Why God invented wine

I've always thought good communication skills meant being able to speak articulately, listen intelligently, and hold up your end of a thoughtful conversation.

Turns out, I'm completely wrong; as my dear young son has now taught me, communication has nothing to do with the actual words and everything to do with the interpretation. Surprisingly, his interpretations rarely agree with with my words.

For example, this daily conversation in our house:

What I say: Mark, pick up your room.
(What I mean: Mark, pick up your room.)

Mark interprets this as: Mark, you are so awesome, you should continue doing whatever you want.
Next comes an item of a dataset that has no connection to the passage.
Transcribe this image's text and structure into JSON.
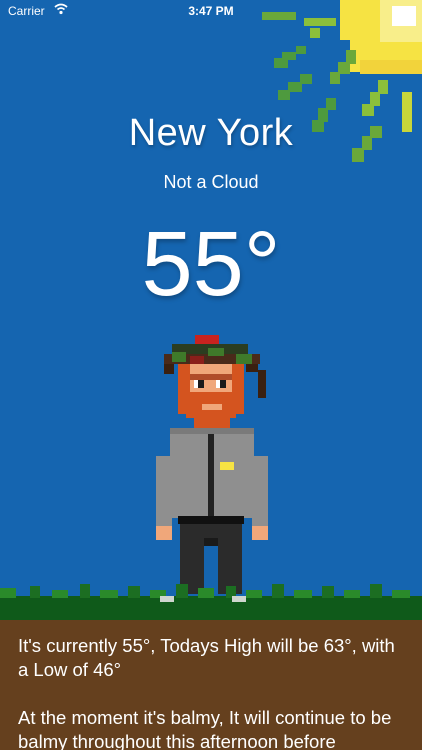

Don't even acknowledge Mom until she says "Want some ice cream?"

What I say, five minutes later:  Mark, pick up your room.
(What I mean: Mark, pick up your room.)

Mark interprets this as: Nothing. There were no words in that sentence, therefore, no sentence was even uttered. Which reminds me--time to go outside and play basketball!

What I say, ten minutes later:  Mark, seriously, pick up your damn room, NOW! You have exactly three minutes before I go in there and throw everything away.
(What I mean: Mark, I am dangerously close to throttling you. And tossing your stuff. And where's the wine bottle opener??)

Mark interprets this as: Danger! Danger! Imminent adult meltdown...run to your room for safety!

This is the point where ignoring me loses its fun. Mark doesn't like ruts, so he shake things up by engaging in the all-out Snotty Teen attack at this point.

What I say (wine glass in hand): Ish your room pickeded up yet?
(What I mean: This is good wine.)

Mark interprets this as: Wanna fight? I can be snottier than you so easily...give me your best shot...right...NOW.

What Mark says: I know, I know, pick up the floor. (Rolls eyes.) Geez, what do you THINK I'm doing? (Stomps dramatically around room, tossing dirty clothes under his bed--seriously, right in front of me!)

What I say: (Nothing. Sip wine, savor, repeat.)

Mark, replying with his (and my) new favorite answer: Geez, why do you even care, anyway?

(This is my new favorite question, because of its flexibility: Mark spits it back at me whenever I ask him to eat, manage his diabetes, or attend to his personal hygiene. You know, the stuff moms never care about.)

I could share about a bazillion other conversations that feature the request/ignore technique, the turn-it-back-on-your-mom technique, or the "Why do you even care???" technique. I could, but I won't...because I've got a wonderful bottle of viognier to ignore, and a snotty 13-year-old to enjoy.

Oh, wait, no, that's the kid's reverse psychology working on me...I meant it the other way around.  But to quote a thoughtful and philosophical 13-year-old I know...why do you even care?